Migone Thi-Sau, Subramanian G Mani, Zhong John, Healey Letha M, Corey Al, Devalaraja Matt, Lo Larry, Ullrich Stephen, Zimmerman Janelle, Chen Andrew, Lewis Maggie, Meister Gabriel, Gillum Karen, Sanford Daniel, Mott Jason, Bolmer Sally D
Human Genome Sciences, Rockville, MD 20850, USA.
N Engl J Med. 2009 Jul 9;361(2):135-44. doi: 10.1056/NEJMoa0810603.
Inhalational anthrax caused by Bacillus anthracis is associated with high mortality primarily due to toxin-mediated injury. Raxibacumab is a human IgG1lambda monoclonal antibody directed against protective antigen, a component of the anthrax toxin.
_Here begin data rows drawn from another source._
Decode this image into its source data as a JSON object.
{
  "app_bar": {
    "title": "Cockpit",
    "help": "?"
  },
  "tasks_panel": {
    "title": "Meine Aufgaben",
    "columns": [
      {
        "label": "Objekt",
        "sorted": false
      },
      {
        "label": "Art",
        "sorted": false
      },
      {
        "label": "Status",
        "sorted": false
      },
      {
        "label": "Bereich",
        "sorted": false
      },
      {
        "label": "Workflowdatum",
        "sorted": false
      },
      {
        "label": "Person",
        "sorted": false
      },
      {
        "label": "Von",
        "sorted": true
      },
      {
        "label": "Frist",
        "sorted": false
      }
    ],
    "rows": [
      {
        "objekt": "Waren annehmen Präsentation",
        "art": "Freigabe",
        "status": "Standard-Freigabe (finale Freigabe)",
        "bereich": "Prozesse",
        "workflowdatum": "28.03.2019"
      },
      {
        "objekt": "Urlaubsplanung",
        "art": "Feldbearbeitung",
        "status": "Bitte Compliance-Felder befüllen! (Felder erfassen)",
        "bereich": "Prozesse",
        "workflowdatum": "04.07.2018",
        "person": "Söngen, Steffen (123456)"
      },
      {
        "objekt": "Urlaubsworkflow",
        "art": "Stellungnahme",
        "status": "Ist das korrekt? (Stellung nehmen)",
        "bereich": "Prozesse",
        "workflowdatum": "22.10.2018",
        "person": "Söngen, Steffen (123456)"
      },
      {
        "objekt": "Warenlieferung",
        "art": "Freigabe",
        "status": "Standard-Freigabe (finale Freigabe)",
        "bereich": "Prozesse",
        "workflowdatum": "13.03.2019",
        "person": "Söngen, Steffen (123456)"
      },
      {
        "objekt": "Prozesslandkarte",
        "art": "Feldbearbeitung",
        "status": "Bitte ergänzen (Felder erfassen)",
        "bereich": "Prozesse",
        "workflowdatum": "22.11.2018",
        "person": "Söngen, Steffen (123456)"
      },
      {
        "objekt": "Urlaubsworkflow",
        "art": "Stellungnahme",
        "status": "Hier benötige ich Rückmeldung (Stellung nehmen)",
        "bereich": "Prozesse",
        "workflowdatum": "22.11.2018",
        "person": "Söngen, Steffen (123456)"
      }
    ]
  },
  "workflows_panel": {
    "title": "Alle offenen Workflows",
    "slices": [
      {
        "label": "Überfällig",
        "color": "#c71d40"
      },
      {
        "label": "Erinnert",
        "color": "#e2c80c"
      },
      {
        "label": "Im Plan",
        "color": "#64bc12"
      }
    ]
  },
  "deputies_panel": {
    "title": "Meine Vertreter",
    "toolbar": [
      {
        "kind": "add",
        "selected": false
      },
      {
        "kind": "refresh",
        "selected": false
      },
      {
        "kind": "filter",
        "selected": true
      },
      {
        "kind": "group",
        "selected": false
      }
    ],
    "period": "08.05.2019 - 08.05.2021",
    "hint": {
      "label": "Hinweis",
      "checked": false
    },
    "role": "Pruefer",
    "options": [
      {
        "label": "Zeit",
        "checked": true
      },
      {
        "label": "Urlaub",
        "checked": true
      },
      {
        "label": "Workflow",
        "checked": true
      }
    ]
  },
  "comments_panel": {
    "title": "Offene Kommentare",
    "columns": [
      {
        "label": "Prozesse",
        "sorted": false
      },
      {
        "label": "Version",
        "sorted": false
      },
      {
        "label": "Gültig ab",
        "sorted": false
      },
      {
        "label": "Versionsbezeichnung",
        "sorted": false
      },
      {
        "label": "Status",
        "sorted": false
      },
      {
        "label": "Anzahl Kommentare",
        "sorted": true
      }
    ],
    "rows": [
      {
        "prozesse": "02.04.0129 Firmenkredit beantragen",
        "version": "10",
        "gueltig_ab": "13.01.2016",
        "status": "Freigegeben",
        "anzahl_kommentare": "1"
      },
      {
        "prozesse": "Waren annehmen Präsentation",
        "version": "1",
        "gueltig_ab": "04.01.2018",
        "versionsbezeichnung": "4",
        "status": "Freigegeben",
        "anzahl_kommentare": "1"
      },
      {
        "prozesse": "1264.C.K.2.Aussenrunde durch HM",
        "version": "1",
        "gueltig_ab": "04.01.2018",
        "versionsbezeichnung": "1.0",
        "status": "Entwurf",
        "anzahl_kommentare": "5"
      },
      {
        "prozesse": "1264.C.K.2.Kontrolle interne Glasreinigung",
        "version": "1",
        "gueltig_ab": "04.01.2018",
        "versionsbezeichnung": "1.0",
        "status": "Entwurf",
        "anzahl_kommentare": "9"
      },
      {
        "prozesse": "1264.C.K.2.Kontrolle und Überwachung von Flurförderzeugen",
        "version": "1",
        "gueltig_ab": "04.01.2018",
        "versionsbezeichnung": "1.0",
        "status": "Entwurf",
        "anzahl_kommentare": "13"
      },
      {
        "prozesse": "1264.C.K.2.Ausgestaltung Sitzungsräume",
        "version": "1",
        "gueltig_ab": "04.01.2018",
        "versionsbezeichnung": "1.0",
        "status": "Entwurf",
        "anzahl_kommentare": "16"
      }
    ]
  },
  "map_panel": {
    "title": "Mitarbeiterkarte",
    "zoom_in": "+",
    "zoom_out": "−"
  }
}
We evaluated the efficacy of raxibacumab as a prophylactic agent and after disease onset in a total of four randomized, placebo-controlled studies conducted in rabbits and monkeys. Animals were exposed to an aerosolized target exposure of B. anthracis spores that was approximately 100 times (in the prophylactic studies) and 200 times (in the therapeutic-intervention studies) the median lethal dose. In the therapeutic-intervention studies, animals were monitored for the onset of symptoms. Animals with detectable protective antigen in serum, a significant increase in temperature, or both received a single intravenous bolus of placebo or raxibacumab at a dose of either 20 mg per kilogram of body weight or 40 mg per kilogram. The primary end point was survival at day 14 (in rabbits) or at day 28 (in monkeys). Safety studies were conducted with intravenous raxibacumab (40 mg per kilogram) in 333 healthy human volunteers.
In both rabbits and monkeys, the time to detection of protective antigen correlated with the time to bacteremia (r=0.9, P<0.001). In the therapeutic-intervention studies, the survival rate was significantly higher among rabbits that received raxibacumab at a dose of 40 mg per kilogram (44% [8 of 18]) than among rabbits that received placebo (0% [0 of 18]; P=0.003). Raxibacumab treatment also significantly increased survival in monkeys (64% [9 of 14], vs. 0% [0 of 12] with placebo; P<0.001). In human subjects, intravenous raxibacumab at a dose of 40 mg per kilogram had a half-life of 20 to 22 days and provided a maximum concentration of the drug in excess of levels that are protective in animals. Concentrations of raxibacumab provide a surrogate end point that should be predictive of clinical benefit.
A single dose of raxibacumab improved survival in rabbits and monkeys with symptomatic inhalational anthrax. (ClinicalTrials.gov number, NCT00639678.)
炭疽芽孢杆菌引起的吸入性炭疽主要因毒素介导的损伤而导致高死亡率。瑞昔单抗是一种针对炭疽毒素成分保护性抗原的人IgG1λ单克隆抗体。
我们在总共四项针对兔和猴的随机、安慰剂对照研究中评估了瑞昔单抗作为预防剂以及在疾病发作后的疗效。动物暴露于雾化的炭疽芽孢杆菌孢子靶暴露剂量,该剂量在预防研究中约为半数致死剂量的100倍,在治疗干预研究中约为200倍。在治疗干预研究中,对动物进行症状发作监测。血清中可检测到保护性抗原、体温显著升高或两者兼有的动物接受单次静脉推注安慰剂或瑞昔单抗,剂量为每千克体重20毫克或40毫克。主要终点是第14天(兔)或第28天(猴)的存活情况。在333名健康人类志愿者中进行了静脉注射瑞昔单抗(每千克体重40毫克)的安全性研究。
在兔和猴中,检测到保护性抗原的时间与发生菌血症的时间相关(r = 0.9,P < 0.001)。在治疗干预研究中,接受每千克体重40毫克瑞昔单抗治疗的兔的存活率(44% [18只中的8只])显著高于接受安慰剂的兔(0% [十八只中的0只];P = 0.003)。瑞昔单抗治疗也显著提高了猴的存活率(64% [14只中的9只],而安慰剂组为0% [12只中的0只];P < 0.001)。在人类受试者中,每千克体重40毫克的静脉注射瑞昔单抗半衰期为20至22天,药物的最大浓度超过了在动物中具有保护作用的水平。瑞昔单抗的浓度提供了一个替代终点,应能预测临床益处。
单剂量瑞昔单抗提高了有症状吸入性炭疽兔和猴的存活率。(临床试验注册号,NCT00639678。)